Огибая Скандинавию, Ченслер приметил конечный мыс Европы, которому и дал название – Нордкап! Мясо давно загнило, насыщая трюмы зловонием, а течь в бортах корабля совпала с течью из бочек, из которых вытекали вино и пиво. Ветер трепал длиннющую бороду Ченслера, и он спрятал ее за воротник рубашки. Справа по борту открылся узкий пролив, через который англичане вошли в Белое море (ничего не ведая о нем, ибо на картах Себастьяна Кабота здесь была показана пустота). Плыли дальше, пока матрос из мачтовой «бочки» не прогорланил:

– Люди! Я вижу людей, эти люди похожи на нас…

«Двинская Летопись» беспристрастно отметила: «Прииде корабль с моря на устье Двины реки и обославься: приехали на Холмогоры в малых судах от английского короля Эдварда посол Рыцарт, а с ним гости». Архангельска еще не существовало, но близ Холмогор дымили деревни, на зеленых пожнях паслись тучные стада, голосили по утрам петухи, а кошки поморов признавали только одну рыбку – перламутровую сёмгу. В сенях крестьянских изб стояли бочки с квасами и сливочным маслом; завернутые в чистые полотенца, под иконами свято береглись рукописные книги «древнего благочестия» (признак грамотности поморов).

Для англичан все это казалось сказкой.

– Как велика ваша страна и где же ее пределы, каковы богатства и кто у вас королем? – спрашивали они.

Поморы отвечали, что страна их называется Русью, или Московией, у нее нет пределов, которые теряются в лесах, степях и тундрах, а правит ими царь Иван Васильевич.
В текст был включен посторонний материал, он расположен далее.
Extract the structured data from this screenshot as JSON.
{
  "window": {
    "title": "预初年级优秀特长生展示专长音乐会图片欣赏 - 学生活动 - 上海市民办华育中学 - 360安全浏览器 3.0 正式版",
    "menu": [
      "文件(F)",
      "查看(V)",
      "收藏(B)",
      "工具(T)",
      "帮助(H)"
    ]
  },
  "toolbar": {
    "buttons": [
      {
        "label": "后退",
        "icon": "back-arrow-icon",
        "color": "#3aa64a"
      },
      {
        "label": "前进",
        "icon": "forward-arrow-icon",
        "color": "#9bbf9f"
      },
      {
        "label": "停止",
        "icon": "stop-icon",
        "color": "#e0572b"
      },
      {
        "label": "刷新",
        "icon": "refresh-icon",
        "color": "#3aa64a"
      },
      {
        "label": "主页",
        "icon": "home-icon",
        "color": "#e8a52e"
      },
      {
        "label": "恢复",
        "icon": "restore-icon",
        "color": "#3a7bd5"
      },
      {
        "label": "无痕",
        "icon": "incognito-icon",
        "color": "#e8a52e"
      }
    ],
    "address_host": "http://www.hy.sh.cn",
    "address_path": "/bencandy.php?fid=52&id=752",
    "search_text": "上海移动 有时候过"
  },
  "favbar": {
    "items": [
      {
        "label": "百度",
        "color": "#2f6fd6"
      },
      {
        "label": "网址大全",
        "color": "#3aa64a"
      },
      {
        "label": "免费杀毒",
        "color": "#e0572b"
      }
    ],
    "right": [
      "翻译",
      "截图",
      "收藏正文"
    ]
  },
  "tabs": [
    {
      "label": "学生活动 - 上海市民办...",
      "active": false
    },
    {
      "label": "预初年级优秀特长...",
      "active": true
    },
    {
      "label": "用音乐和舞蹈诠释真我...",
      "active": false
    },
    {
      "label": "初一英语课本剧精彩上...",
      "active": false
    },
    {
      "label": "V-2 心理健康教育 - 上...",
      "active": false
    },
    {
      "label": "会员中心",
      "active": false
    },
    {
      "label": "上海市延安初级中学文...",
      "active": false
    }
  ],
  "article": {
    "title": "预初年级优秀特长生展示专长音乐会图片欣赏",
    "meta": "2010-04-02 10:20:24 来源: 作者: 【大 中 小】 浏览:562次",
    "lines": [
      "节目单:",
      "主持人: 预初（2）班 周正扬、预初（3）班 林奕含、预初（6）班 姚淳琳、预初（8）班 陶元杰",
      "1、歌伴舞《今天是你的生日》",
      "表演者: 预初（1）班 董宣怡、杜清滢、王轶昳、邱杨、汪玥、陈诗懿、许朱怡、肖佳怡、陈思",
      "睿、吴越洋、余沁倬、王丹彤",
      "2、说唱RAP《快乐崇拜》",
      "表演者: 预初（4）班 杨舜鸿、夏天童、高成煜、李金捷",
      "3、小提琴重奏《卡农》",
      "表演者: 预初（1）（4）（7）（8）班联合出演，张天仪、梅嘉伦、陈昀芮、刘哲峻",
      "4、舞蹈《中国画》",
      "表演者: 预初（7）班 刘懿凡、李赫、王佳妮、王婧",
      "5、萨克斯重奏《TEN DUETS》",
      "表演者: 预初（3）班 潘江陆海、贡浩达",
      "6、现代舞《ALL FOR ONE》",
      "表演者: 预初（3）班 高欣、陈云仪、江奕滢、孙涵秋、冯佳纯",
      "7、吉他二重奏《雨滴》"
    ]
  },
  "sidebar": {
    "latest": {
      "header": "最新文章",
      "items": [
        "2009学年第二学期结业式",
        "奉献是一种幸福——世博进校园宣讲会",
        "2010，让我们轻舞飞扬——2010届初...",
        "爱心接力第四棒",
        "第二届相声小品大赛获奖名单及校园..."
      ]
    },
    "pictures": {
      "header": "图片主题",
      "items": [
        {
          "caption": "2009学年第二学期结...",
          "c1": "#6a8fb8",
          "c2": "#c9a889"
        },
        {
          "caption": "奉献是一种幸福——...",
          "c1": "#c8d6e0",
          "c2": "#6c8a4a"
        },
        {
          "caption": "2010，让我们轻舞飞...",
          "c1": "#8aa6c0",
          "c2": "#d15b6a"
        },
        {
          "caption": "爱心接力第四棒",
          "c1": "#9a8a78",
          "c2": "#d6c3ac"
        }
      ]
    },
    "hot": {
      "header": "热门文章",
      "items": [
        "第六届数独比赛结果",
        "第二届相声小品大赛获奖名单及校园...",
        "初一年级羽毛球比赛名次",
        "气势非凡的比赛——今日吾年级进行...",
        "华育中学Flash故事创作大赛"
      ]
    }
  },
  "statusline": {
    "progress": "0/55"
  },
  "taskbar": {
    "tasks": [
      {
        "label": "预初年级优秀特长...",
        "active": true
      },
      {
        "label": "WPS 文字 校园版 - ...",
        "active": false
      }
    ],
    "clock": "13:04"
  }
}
Ченслер, общаясь с русскими, вел себя крайне любезно, предлагая для торга свои товары: грубое сукно, башмаки из кожи, мыло и восковые свечи. Русские могли бы предложить англичанам товаров побольше и побогаче. Они обкормили экипаж «Бонавентуре» блинами, сметаной и пирогами с тресковой печенью, однако торговать опасались:

– Нам, батюшка, без указа Москвы того нельзя…

Воевода уже послал гонца к царю. Ричард Ченслер убеждал воеводу, что король Эдуард VI направил его для искания дружбы с царем московским. Очевидно, он поступал вполне разумно, самозванно выдавая себя за посла Англии.

– Я должен видеть вашего короля Иоанна в Москве! – твердил он воеводе. – Не задерживайте меня, иначе я сам поеду…

Укрытый от мороза шубами, Ченслер покатил в Москву санным поездом, все замечая на своем пути. В дороге между Вологдой и Ярославлем его поразило множество селений, «которые так полны народа, что удивительно смотреть на них. Земля вся хорошо засевается хлебом, который жители везут в Москву в таком громадном количестве, что это кажется удивительным. Каждое утро вы можете встретить до восьмисот саней, едущих с хлебом, а некоторые с рыбой… Сама же Москва очень велика! Я считаю, что этот город в целом больше Лондона с его предместьями». Ченслер стал первым англичанином, увидевшим Москву, а два корабля Уиллоуби, найденные поморами, были отправлены в Англию вместе с прахом погибших. Но они пропали безвестно. Так пропали, как пропадали и тысячи других… Таково было время!

* * *

Иван Грозный еще не был… грозным! Страна его, как верно заметил Ченслер, была исполнена довольства, города в провинции процветали, народ еще не познал ужасов опричнины.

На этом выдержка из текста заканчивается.